Joy melanjutkan, dengan memberikan layanan melalui teknologi digital ini, Pemkot Ambon ingin menciptakan Kota Ambon sebagai Smart City, dengan memberikan berbagai kemudahan bagi masyarakat seperti: mendapatkan informasi Kota Ambon, melakukan transaksi keuangan seperti pembayaran pembelian, marketplace, serta layanan pemerintah seperti pengaduan, perpajakan, dan perijinan.
“Melalui aplikasi Ambon@ccess, pengguna dapat menerima manfaat langsung lewat 6 fitur: Pertama, bisa melakukan pembayaran secara online, kedua bisa mengetahui informasi publik. Ketiga mengetahui event kota, dan keempat memiliki berita terkini tentang Ambon. Kelima, belanja online. Dan terakhir, layanan pemerintah Kota Ambon dalam satu aplikasi. Kesemuanya itu ada digenggaman dengan sekali klik saja,” klaim Joy.
“Layanan Pengaduan adalah fitur terbaru. Di dalamnya tersedia “Layanan List Pengaduan”, “Lapor Pengaduan”, dan “Panic Button”, ungkapnya.
Kepada dewan juri, Joy menjelaskan, ke depannya, Ambon@acces akan semakin lengkap dengan menghadirkan fitur:
Layanan Kependudukan/Dukcapil meliputi, “Registrasi”, “Perpanjangan”, serta “Perubahan Masalah Kependudukan.”
Layanan Pajak berupa, “”Lapor Pajak”, “Data Pajak”, dan “Bayar Pajak”,
Layanan Perijinan berupa, “Perpanjangan Perijinan.”
Solusi lain yang telah dihadirkan Pemkot Ambon adalah Simak, Layanan Administrasi Kependudukan di Kelurahan/Desa berbasis TI dalam rangka mendukung program Pemkot Ambon menuju Smart City dan juga sebagai model layanan di era New Normal.

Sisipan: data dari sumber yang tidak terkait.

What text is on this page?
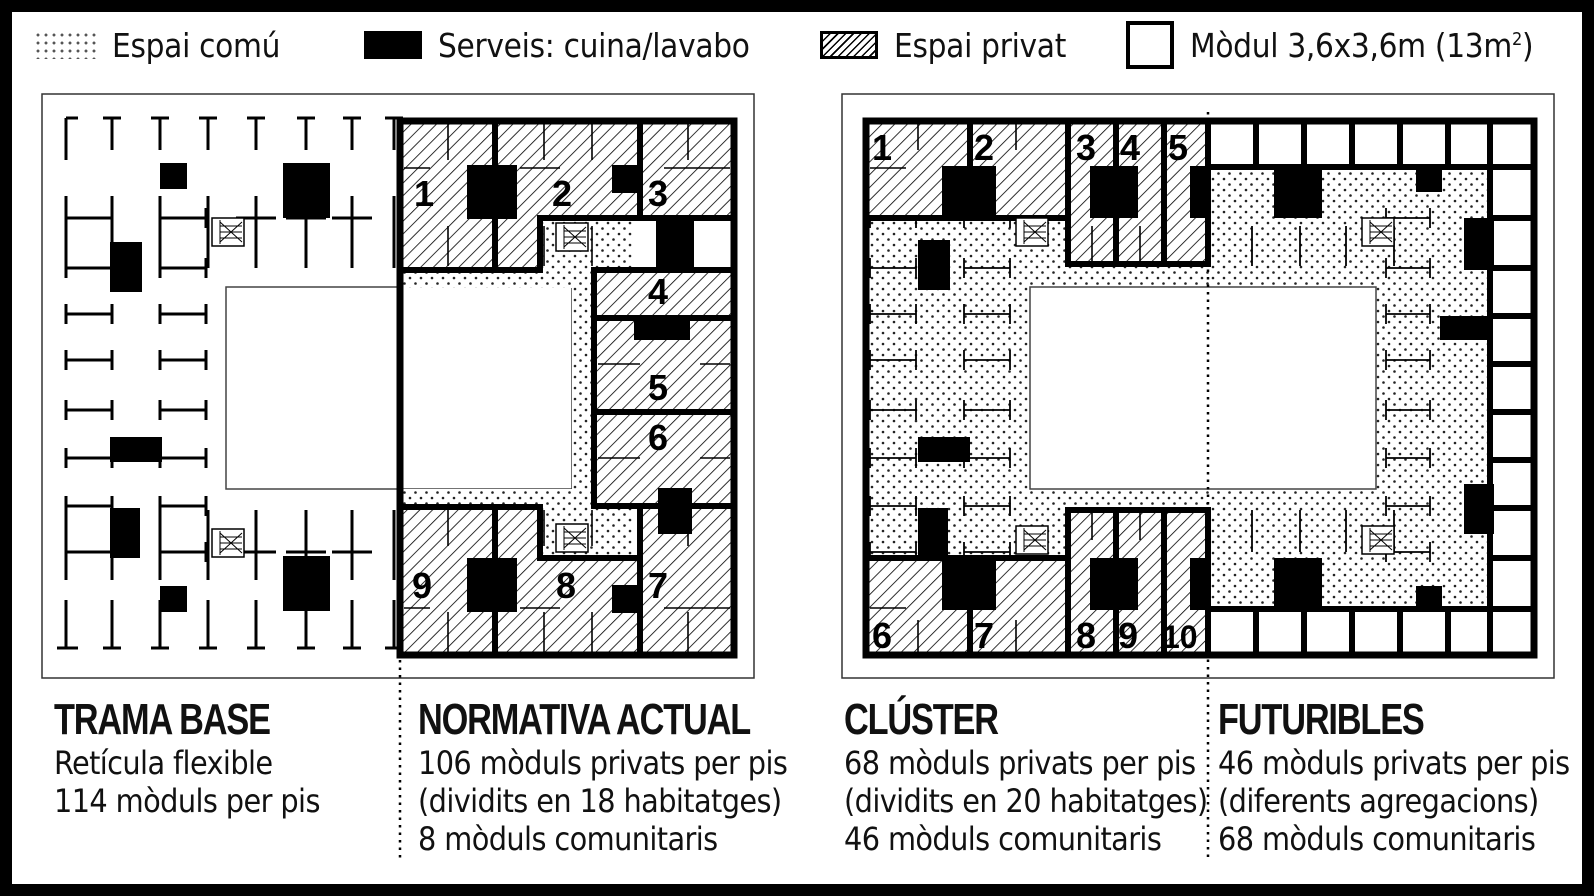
Espai comú	Serveis: cuina/lavabo	Espai privat	Mòdul 3,6x3,6m $(13m^2)$
1	2 3
4
5
6
7
8
9
1 2 3 4 5
6 7 8 9 10
TRAMA BASE
Retícula flexible
114 mòduls per pis
NORMATIVA ACTUAL
106 mòduls privats per pis
(dividits en 18 habitatges)
8 mòduls comunitaris
CLÚSTER
68 mòduls privats per pis
(dividits en 20 habitatges)
46 mòduls comunitaris
FUTURIBLES
46 mòduls privats per pis
(diferents agregacions)
68 mòduls comunitaris
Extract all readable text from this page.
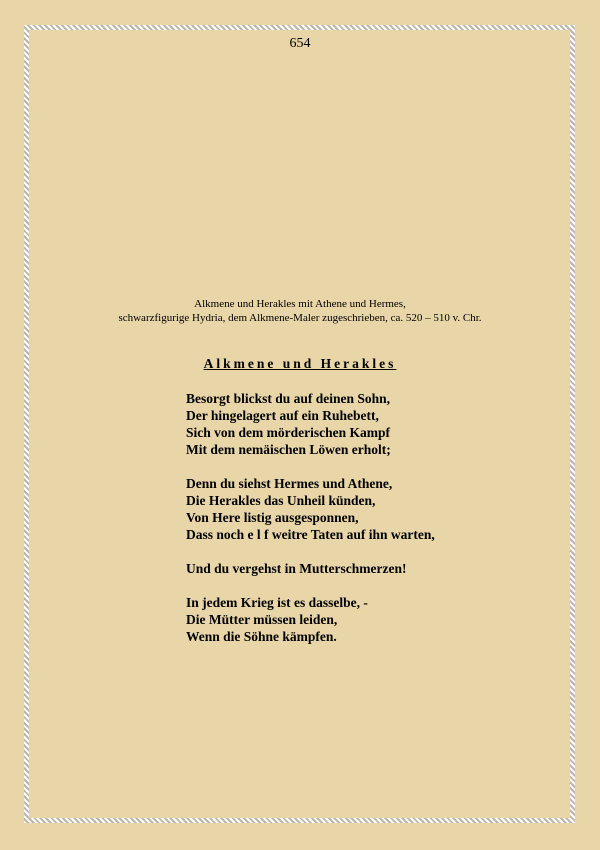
654
Alkmene und Herakles mit Athene und Hermes,
schwarzfigurige Hydria, dem Alkmene-Maler zugeschrieben, ca. 520 – 510 v. Chr.
Alkmene und Herakles
Besorgt blickst du auf deinen Sohn,
Der hingelagert auf ein Ruhebett,
Sich von dem mörderischen Kampf
Mit dem nemäischen Löwen erholt;
Denn du siehst Hermes und Athene,
Die Herakles das Unheil künden,
Von Here listig ausgesponnen,
Dass noch e l f weitre Taten auf ihn warten,
Und du vergehst in Mutterschmerzen!
In jedem Krieg ist es dasselbe, -
Die Mütter müssen leiden,
Wenn die Söhne kämpfen.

“Serta sejumlah aplikasi lain yang tersebar di OPD Pemkot Ambon.”
Joy memaparkan jumlah aplikasi yang dikelola dan dikembangkan Pemkot Ambon hingga tahun 2020, “20 Aplikasi Daerah, 12 Aplikasi, 11 Website. Jumlah OPD pengelola aplikasi 33, terdiri dari 13 OPD di tahun 2019, dan 22 Kelurahan di tahun 2020. Jumlah OPD pengelola website sebanyak 11. Integrasi aplikasi lewat Ambon@ccess.”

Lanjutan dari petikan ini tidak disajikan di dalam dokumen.